The BYOND engine I’m attempting to use is problematic in that it has some additional overhead in being an online virtual world engine.  There’s always that additional layer of latency to deal with, even in a BYOND game that is single player, and this makes recreating even a late 1980s game like Sentinel Wars quite difficult despite the comparative technological advantage of a 2008 system.

However, BYOND drops a powerful tile-based engine, with animation and facing handling of sprites, and a powerful content distribution modle that makes bringing together several players onto the same gameplay world easy.   Thus, the cost of designing my way around BYOND overhead becomes somewhat worth, especially if I make sure my design makes good use of the multiplayer aspect which required that overhead to begin with.

2 Responses

  1. After playing about 2 hours of Fallout 3 myself and quickly disregarding it as a rehasht of previous games, I can’t help but wonder what is next after this “gaming” wave that we seem to be riding. What do I mean by this? Fallout 3 has an average review score of 92%. Every experienced gamer I’ve talked to say it plays / looks / feels like shit after the spectacle of a Fallout sequel wears off. Where are the quality games for people who play games?

    I wonder what will come next. Maybe this form of entertainment will stay stuck to the younger generation, allowing them to grow and experience (for the first time) games that are essentailly rehashes of what we played as kids.

    Makes me wonder what will replace gaming for those who are done with it all together?

  2. First, I have to go a little off track and say that Bethesda’s Elder Scrolls IV: Oblivion was another game that pulled great reviews despite being a bit shallow after the spectacle and immersion wore off. I’d have to say that Fallout 3 (based on the same engine and bearing many similarities to Oblivion) received the stellar treatment from reviewers for the same reason – they’re mostly rating that initial immersion factor.

    Judging by Yahtzee’s reaction, not everybody’s going to agree with that methodology. As for me, I think Fallout 3’s pretty good if you’re expecting more Oblivion and avoid the main plot line for fear of completing it and being smacked in the face with that wet-mackerel of an ending.

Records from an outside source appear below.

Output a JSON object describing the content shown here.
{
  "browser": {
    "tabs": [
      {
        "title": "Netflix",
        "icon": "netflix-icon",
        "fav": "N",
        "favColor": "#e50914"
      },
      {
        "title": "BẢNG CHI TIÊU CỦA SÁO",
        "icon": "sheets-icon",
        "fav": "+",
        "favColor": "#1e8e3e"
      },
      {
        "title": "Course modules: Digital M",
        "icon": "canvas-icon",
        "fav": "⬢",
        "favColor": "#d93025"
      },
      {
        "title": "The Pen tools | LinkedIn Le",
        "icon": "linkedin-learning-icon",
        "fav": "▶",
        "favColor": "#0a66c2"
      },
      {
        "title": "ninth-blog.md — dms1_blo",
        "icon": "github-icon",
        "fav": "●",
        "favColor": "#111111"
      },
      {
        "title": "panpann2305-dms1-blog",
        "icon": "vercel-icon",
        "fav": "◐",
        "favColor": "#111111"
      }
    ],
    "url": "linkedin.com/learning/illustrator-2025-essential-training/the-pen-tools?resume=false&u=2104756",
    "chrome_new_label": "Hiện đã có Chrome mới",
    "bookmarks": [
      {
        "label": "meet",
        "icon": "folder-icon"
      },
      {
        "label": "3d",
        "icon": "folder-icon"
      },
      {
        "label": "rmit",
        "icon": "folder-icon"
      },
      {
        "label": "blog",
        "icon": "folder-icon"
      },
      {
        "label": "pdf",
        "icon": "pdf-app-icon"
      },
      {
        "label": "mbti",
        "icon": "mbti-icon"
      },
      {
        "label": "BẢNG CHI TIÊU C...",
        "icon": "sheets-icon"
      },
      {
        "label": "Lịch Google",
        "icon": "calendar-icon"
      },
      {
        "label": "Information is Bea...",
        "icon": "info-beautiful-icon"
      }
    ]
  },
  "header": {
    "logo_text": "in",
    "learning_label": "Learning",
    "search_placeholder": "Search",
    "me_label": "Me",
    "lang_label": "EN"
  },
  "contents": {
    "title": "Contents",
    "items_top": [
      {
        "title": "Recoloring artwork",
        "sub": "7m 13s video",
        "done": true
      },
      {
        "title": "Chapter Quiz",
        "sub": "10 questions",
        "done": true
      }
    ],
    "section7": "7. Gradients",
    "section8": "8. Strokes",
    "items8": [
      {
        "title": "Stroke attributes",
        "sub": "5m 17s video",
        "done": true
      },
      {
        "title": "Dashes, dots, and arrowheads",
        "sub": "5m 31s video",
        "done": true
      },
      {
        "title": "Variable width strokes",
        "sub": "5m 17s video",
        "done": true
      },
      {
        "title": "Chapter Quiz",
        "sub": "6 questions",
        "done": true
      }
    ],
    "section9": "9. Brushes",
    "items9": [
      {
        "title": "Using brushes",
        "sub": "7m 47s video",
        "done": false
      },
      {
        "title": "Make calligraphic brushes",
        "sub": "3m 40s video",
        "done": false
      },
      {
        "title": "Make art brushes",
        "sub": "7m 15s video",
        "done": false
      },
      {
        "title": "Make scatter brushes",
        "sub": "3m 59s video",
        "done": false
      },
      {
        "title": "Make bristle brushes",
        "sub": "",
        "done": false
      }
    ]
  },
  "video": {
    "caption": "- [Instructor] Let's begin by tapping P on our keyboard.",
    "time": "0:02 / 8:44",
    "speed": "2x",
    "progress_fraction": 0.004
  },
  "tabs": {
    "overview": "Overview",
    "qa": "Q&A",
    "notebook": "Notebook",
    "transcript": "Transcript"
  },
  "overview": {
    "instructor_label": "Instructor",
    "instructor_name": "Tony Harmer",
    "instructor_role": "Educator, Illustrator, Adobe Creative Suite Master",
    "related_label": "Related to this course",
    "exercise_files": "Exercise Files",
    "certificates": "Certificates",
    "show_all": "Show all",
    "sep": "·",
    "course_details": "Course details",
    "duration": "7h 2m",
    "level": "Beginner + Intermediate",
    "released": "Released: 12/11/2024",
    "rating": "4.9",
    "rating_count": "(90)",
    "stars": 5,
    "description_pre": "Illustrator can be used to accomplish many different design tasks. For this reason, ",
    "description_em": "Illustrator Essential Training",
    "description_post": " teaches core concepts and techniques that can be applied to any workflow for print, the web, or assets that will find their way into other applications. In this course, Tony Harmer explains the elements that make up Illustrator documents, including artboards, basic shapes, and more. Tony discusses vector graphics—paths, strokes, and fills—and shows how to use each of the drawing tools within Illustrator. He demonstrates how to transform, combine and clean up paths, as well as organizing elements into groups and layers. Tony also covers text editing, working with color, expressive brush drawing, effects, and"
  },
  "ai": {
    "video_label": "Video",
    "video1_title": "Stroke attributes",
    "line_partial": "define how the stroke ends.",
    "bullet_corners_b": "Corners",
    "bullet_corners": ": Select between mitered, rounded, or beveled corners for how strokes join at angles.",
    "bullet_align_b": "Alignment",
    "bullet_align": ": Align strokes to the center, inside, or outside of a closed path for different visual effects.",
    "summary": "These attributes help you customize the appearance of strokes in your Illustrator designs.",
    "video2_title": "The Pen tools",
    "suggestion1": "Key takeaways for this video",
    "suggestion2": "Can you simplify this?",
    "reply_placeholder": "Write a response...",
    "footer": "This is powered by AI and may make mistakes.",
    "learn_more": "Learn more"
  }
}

    Back to what you’re talking about. When it comes to quality in gaming, it seems to me that it’s just a coincidence when I can find a good commercial product that scratches that old school gaming itch anymore. These days, most development companies are busy shelling out for a giant niche (e.g. “the younger generation”) and that tends to leave hard-to-please smaller niches (e.g. “old school gamers”) out in the cold.

    It’s part of the reason I spent the majority of this weekend dabbling in BYOND with what’s currently shaping up to be an online, 2D top down perspective, Dwarf Fortress/Crimsonland/Mechwarrior hybrid: I’ve become so disgusted with the commercial game situation that I’ve taken to “rolling my own.”

    What will replace gaming for those who are done with it altogether? Meh, a person can always find another hobby, I suppose. As for me, gaming has been my heart and soul so long that my bone marrow now synthesizes a chemical desire to keep trying to find satisfaction within it. I was playing games with most of my free time for some 15 years before we even met.